By Dennis Hartley
(Originally posted on Digby’s Hullabaloo on October 13, 2018)
In my 2011 review of the film Drive, I wrote:
If there is one thing I’ve learned from the movies, it’s that a man…a real man…has gotta adhere to a Code. Preferably a “warrior” code of some sort. […] Steve McQueen…there was a guy who specialized in playing characters who lived by a code; he also brought a sense of Zen cool to the screen. There were others, like Jean-Paul Belmondo, Lee Marvin, Paul Newman and Clint Eastwood.
It seemed inevitable that at some point in E. Chai Vasarhelyi’s documentary Free Solo, it would be revealed that its “star”, free-soloist climber Alex Honnold, lives by such a code.
“For [my girlfriend] the point of life is like, happiness,” the soft-spoken, seemingly unflappable Honnold confides at one juncture, “To be with people that make you feel fulfilled; to have a good time. For me, it’s all about performance. Anybody can be happy and cozy. […] Nobody achieves anything great because they are happy and cozy. It’s about being a warrior. It doesn’t matter about the cause, necessarily. This is your path and you will pursue it with excellence. You face your fear, because your goal demands it. That is the goddamned warrior spirit. I think the free-soloing mentality is pretty close to warrior culture; where you give something 100% focus, because your life depends on it.”
I’m taking his word for it. When it comes to heights…I get a nosebleed from thick socks.
It’s not that the Spock-like Honnold never experiences fear; he just processes it differently from most humans. Literally. In one scene, a bemused Honnold gets a brain MRI. The results? “You have no activation in your amygdala,” the neurologist marvels, “Things that are typically stimulating for the rest of us just aren’t doing it for you.” Hmm.

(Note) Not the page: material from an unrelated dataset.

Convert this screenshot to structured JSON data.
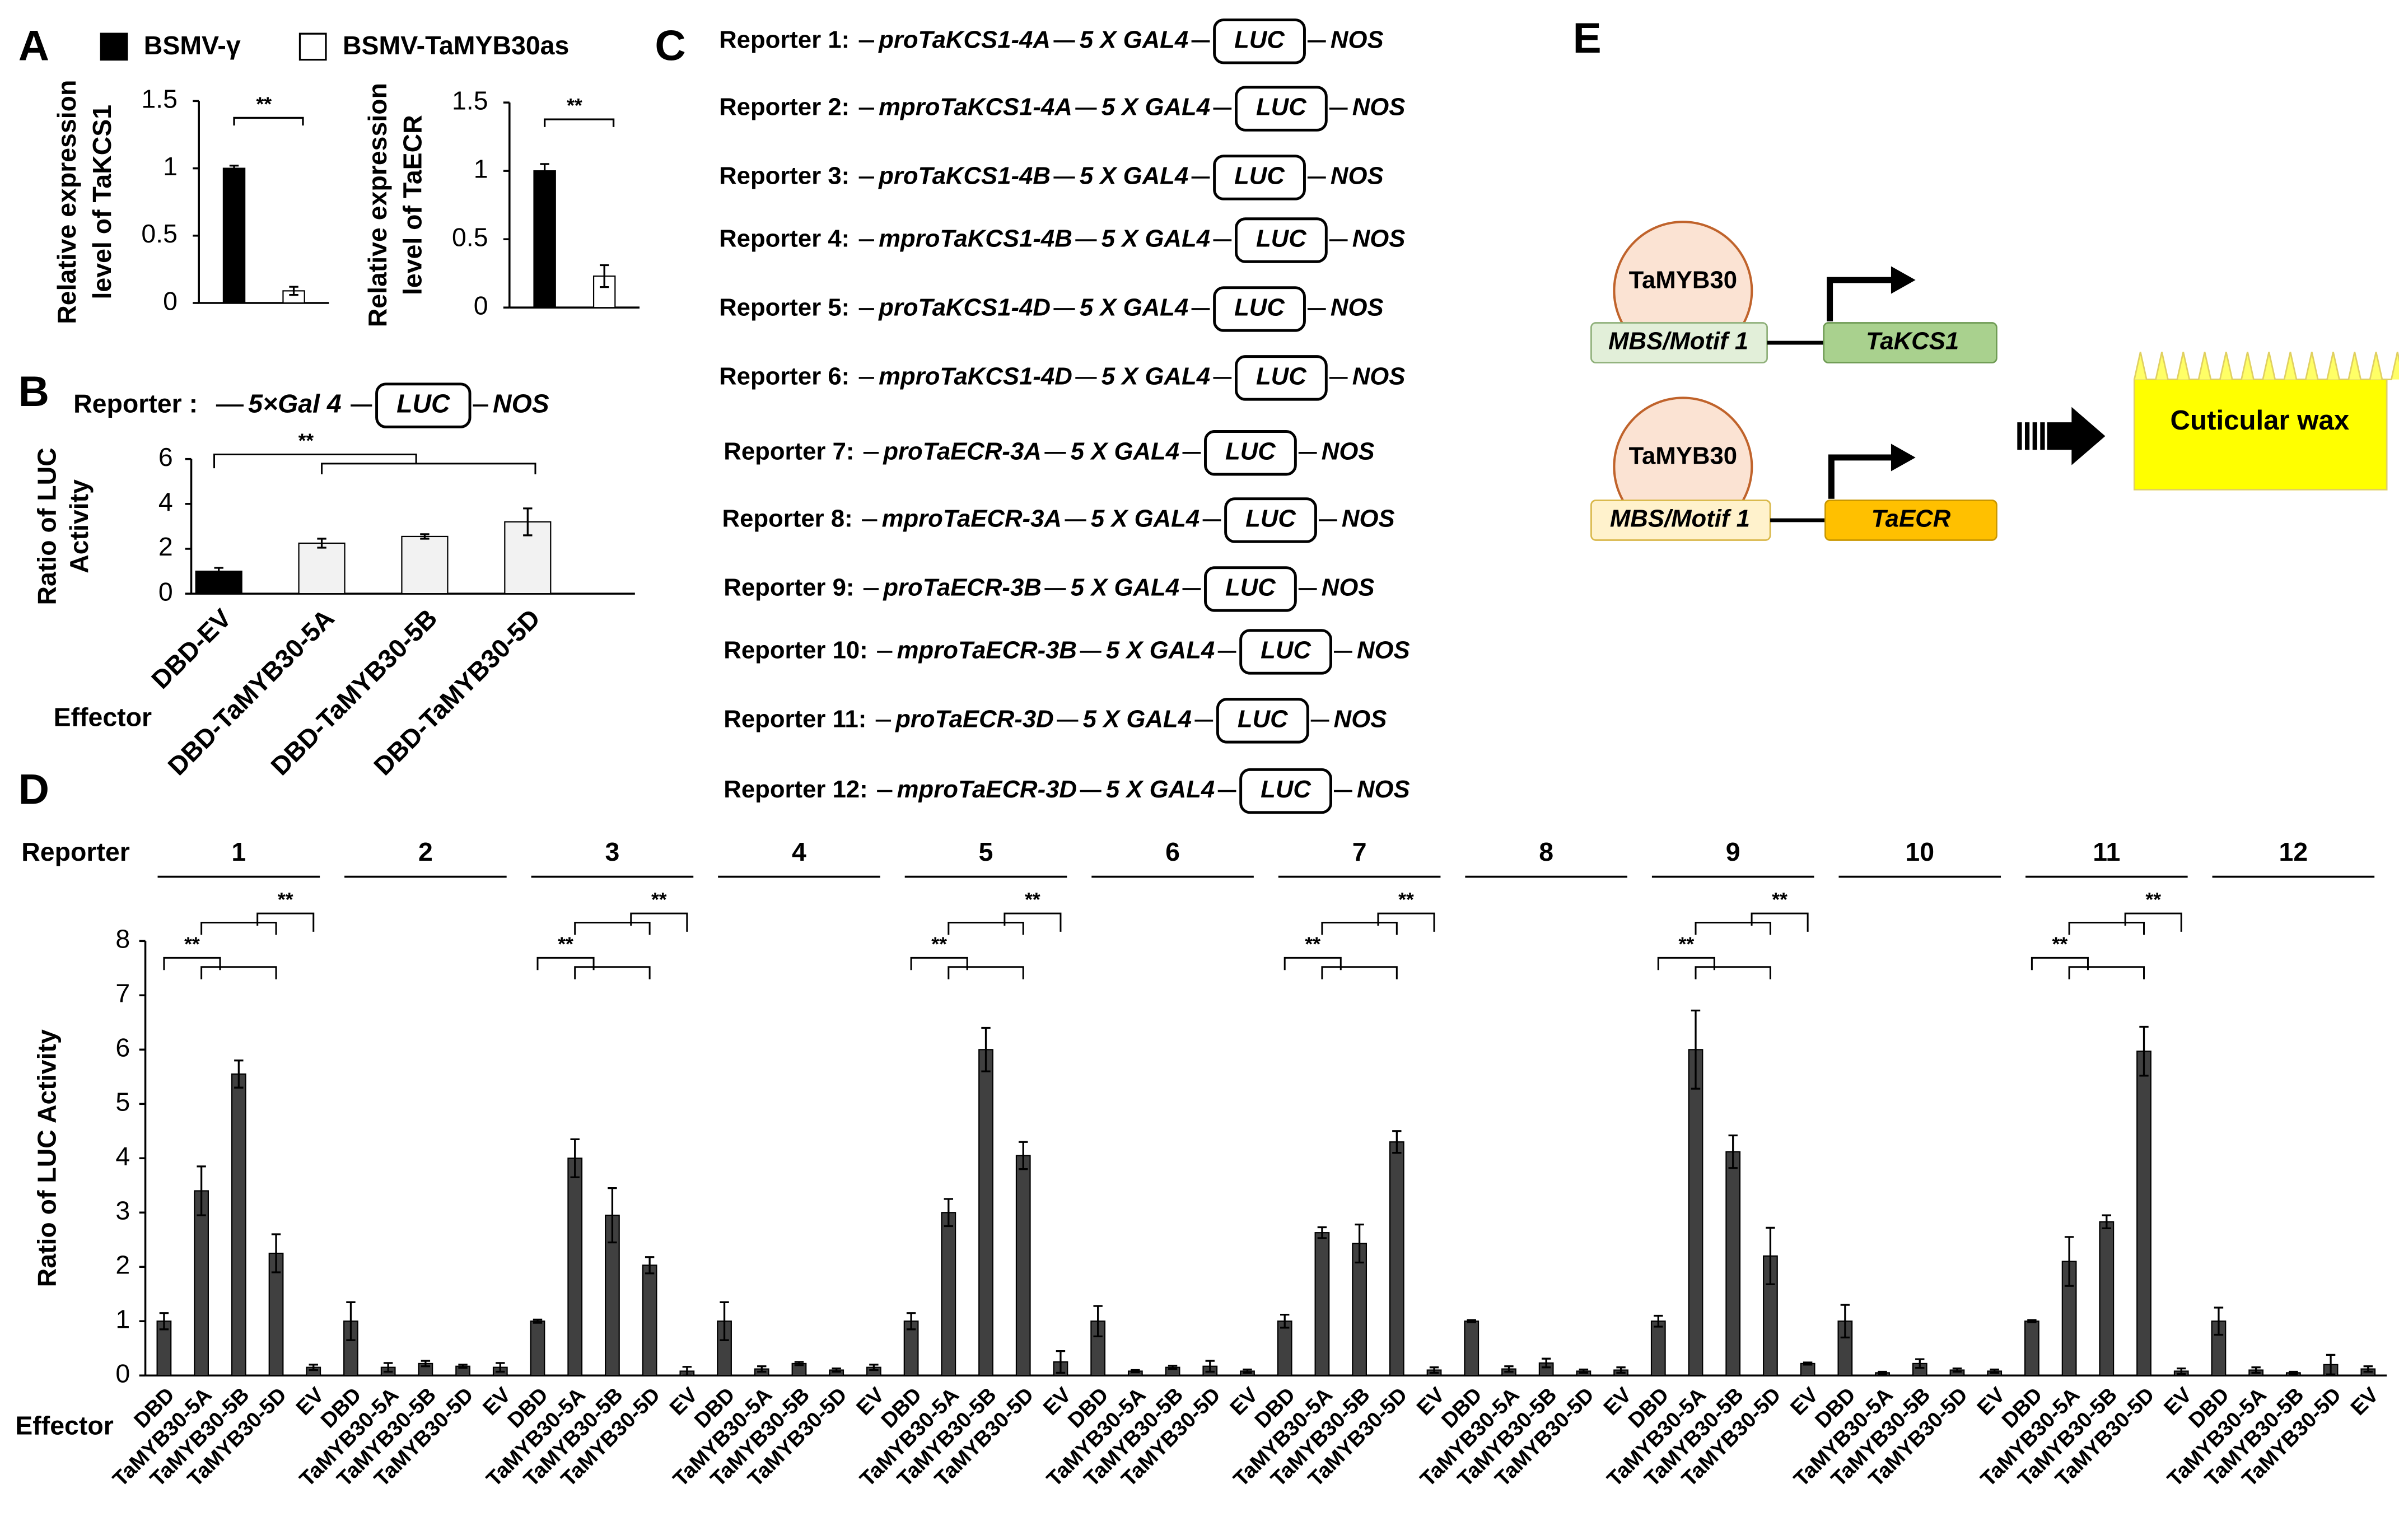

Honnold (now 33) dropped out of UC Berkeley at 19, scrapping his original plan to study engineering so he could free-climb full time. He’s become a rock star in the climbing world over the years, striving to outdo himself with each ascent. In June of 2017 Honnold went for his ultimate personal best by aiming to be the first person to do a free solo ascent of the 3,200-foot face of El Capitan in Yosemite National Park. Vasarhelyi re-teamed with her husband, photographer/mountaineer Jimmy Chin (the couple co-directed the 2014 film Meru) to document Honnold’s meticulous preparation and the attempt itself.
The deliberate pacing of the film’s first two thirds, which gives only fitful peeks at what makes the taciturn, borderline hermetic Honnold tick, belies the genuine excitement of the final third, which rewards the viewer’s patience in spades. There are glimpses at his personal life with his devoted girlfriend, who seems to have resigned herself to accepting his eccentricities as par for the course. Well, you know what they say- “whatever works”.
You may already know whether Honnold achieved his goal; I had no clue before watching the film (I haven’t gone out of my way to follow the world of free climbing). I also purposely did not Google his name beforehand, because I figured it would ratchet up the suspense. Boy, did it ever-especially in the film’s climactic climbing sequence, which was the most harrowing, white-knuckled, yet ultimately exhilarating and life-affirming 20 minutes I’ve experienced at the movies in ages (I had a lot of activation in my amygdala).
The photography is stunning (as you would expect from a National Geographic film…they do have a rep to uphold), and the editing in that final sequence is Oscar-worthy. I watched my preview copy on a 40-inch flat screen; but I easily visualize this film as a spectacular big-screen experience. Granted, it will likely end up airing on Nat Geo Channel (with 153 commercials) but go see it at a theater if you get the opportunity.